C’est fin 2021 que Laurent Goumarre recevait Bakary Sangaré, pour qui le paradoxe de la situation résidait dans le fait de se retrouver face à un public sans le support d’un texte. Ouverture immédiate sur la personnalité de ce comédien s’étonnant lui-même de ses presque vingt ans de Comédie-Française, où il est entré en 2002 et dont il est le 523e sociétaire depuis 2013. Interrogé sur sa formation, il nous emporte au Mali, à Bamako, à l’Institut national des Arts. C’est auprès de son professeur Philippe Dauchez qu’il interprète sa première Tempête, celle d’Aimé Césaire dans laquelle il était Caliban. Cela avant de jouer celle de Shakespeare à la Carrière de Boulbon à Avignon pour Peter Brook. Le nom de ce maître revient régulièrement. Le mythique Mahabharata est l’occasion pour l’acteur au rire communicatif de conter son arrestation sans raison durant une pause aux Bouffes du Nord, une spectatrice courant prévenir le théâtre qu’il fallait « sauver le Soleil », rôle qu’il interprétait dans la pièce…
Et il revient sur son arrivée à Paris, passant de son premier trajet rocambolesque dans le métro à son entrée à l’Ensatt, anciennement École de la Rue Blanche à Paris, où Brigitte Jaques-Wajeman l’amène à prendre conscience de la musique de son accent. Évoquant deux textes fondateurs, d’Aimé Césaire et de James Baldwin, il parle de son entrée au Français dans Papa doit manger de Marie Ndiaye par André Engel, de Robert Wilson, Denis Podalydès et Éric Ruf. D’Orgon dans Tartuffe pour Marcel Bozonnet au rôle-titre d’Othello pour Léonie Simaga, prochainement dans La Puce à l’oreille par Lilo Baur et Médée par Lisaboa Houbrechts, aucun rôle ne préside pour lui à son répertoire. À l’image de Brook dont il dit qu’il n’aimait pas l’ennui, l’acteur savoure le bonheur de passer de texte en texte, qu’il aime citer et dont à l’écouter on sent la ferveur avec laquelle il s’en nourrit quotidiennement.

Marina Hands

Dans ce grand entretien mené par Laurent Goumarre, le plus récent de cette Nuit du jeu enregistré en décembre 2022, Marina Hands fait preuve d’une concentration doublée d’un sens de l’autodérision particulièrement drôle. Elle choisit comme objet fétiche un fer à cheval, symbole du bonheur qu’elle recherche et de sa passion des chevaux – auxquels elle désirait se consacrer avant de choisir le plateau. Formée au Cours Florent, au Conservatoire national supérieur d’art dramatique puis à la London Academy of Music and Dramatic Art, elle partage son ressenti sur les enseignements français et britannique. Et elle aborde les questions de la légitimité, le souci impérieux de vivre de son art, l’état de transe ou l’expérience du trac. Si la technique prédomine au théâtre comme au cinéma, elle la met au service de la liberté.
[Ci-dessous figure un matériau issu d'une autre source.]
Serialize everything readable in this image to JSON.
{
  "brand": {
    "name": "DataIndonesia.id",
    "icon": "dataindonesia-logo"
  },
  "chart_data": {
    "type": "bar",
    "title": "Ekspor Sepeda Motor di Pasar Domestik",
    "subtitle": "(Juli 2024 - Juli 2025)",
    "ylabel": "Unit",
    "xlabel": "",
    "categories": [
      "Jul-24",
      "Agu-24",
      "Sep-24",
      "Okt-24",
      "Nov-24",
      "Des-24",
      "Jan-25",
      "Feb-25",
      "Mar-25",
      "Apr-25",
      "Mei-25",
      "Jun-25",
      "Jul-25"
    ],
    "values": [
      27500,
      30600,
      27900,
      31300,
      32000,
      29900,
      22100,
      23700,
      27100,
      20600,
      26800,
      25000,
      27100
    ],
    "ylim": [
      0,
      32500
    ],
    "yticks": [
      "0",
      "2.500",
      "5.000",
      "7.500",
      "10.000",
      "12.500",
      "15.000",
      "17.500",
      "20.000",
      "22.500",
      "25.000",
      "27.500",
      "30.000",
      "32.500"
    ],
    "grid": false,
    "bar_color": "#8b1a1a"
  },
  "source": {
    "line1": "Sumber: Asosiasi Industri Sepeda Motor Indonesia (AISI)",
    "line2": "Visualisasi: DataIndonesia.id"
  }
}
Marina Hands est entrée dans la Troupe jeune, jouant deux Claudel, Tête d’or et Partage de midi, mais l’a quittée très vite au profit du cinéma – opposition de genres qui s’est apaisée depuis dit-elle. Elle revient ainsi sur Lady Chatterley de Pascale Ferran en 2006 (qui lui vaut notamment le César de la meilleure actrice). Dirigée par Klaus Michael Grüber ou Luc Bondy, elle n’oublie pas que la Phèdre de Chéreau a pu faire polémique à sa création. Marina Hands raconte aussi son retour dans la Troupe en 2020, né de son désir de rompre une solitude du métier. À l’affiche cette saison du Roi Lear par Thomas Ostermeier, du Tartuffe ou l’Hypocrite par Ivo van Hove et bientôt de La Mort de Danton par Simon Delétang, elle rend hommage à Dominique Blanc ainsi qu’à Michel Piccoli, et raconte l’importance de sa rencontre avec Pascal Rambert. Metteuse en scène de Mais quelle Comédie ! avec Serge Bagdassarian, elle dirige en Théâtre à la table Six personnages en quête d’auteur et bientôt Les Géants de la montagne du même Pirandello. Ce Portrait est un moment rare de confessions d’une actrice qui ne cesse de « grandir », projet après projet.